The first thing that comes to mind is the idea that I can look back on my own life and know that the sources of the biggest pain were also the biggest lessons from my teachers. In fact, everything that’s happened needed to happen for me to be here. Almost any little micro decision or any macro decision in the past would have changed where you are right now. If you’re going through it, you’re probably just going through a learning lesson, and it’s gonna be better on the other side, I’m assuming. That kind of mindset works well for me.
Matt, this was a fabulous conversation. Thank you for being open and vulnerable and just real with not just me, but with our listeners as well. If they wanted to explore, I don’t know, let’s say working with your agency or learning from you, getting coaching from you, since you’re interested in pursuing that as well. Where should we send them?

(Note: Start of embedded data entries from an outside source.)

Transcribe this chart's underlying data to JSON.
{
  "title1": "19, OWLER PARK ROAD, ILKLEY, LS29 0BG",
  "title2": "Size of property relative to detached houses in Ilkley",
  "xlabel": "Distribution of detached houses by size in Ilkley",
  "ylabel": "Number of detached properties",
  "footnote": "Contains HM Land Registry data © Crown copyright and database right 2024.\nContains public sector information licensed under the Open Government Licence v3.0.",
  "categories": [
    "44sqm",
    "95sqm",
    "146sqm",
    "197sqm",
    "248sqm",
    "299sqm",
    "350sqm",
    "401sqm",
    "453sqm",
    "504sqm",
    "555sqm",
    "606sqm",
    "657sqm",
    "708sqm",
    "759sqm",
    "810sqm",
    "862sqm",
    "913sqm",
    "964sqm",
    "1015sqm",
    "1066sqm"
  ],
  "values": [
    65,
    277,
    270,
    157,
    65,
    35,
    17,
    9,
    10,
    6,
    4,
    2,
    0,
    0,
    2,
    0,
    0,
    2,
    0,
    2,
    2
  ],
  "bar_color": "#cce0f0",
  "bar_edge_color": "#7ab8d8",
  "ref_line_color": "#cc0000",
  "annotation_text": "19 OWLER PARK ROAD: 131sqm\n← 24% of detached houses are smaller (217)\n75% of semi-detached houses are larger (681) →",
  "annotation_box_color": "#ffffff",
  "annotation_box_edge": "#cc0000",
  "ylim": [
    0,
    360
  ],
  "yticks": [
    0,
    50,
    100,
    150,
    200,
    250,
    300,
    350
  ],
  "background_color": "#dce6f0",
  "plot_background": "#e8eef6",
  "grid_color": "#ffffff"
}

For digital marketing-type stuff, go to diggitymarketing.com for my coaching. You can go to diggitymarketing.com forward slash free dash coaching and sign up on a list to just have a half an hour session with me and see if we are a good fit to work together. The coaching thing is an experiment for me. I’m learning from you as much as you’re learning from me. I’d appreciate the opportunity to practice that new aspect of my life as well.
Matt, thank you so much. And thank you, listener. Thank you for being part of this journey. We’re all taking together, as Ram Dass famously said, “We’re all just walking each other home.” Catch you in the next episode. I’m your host, Stephan Spencer, signing off.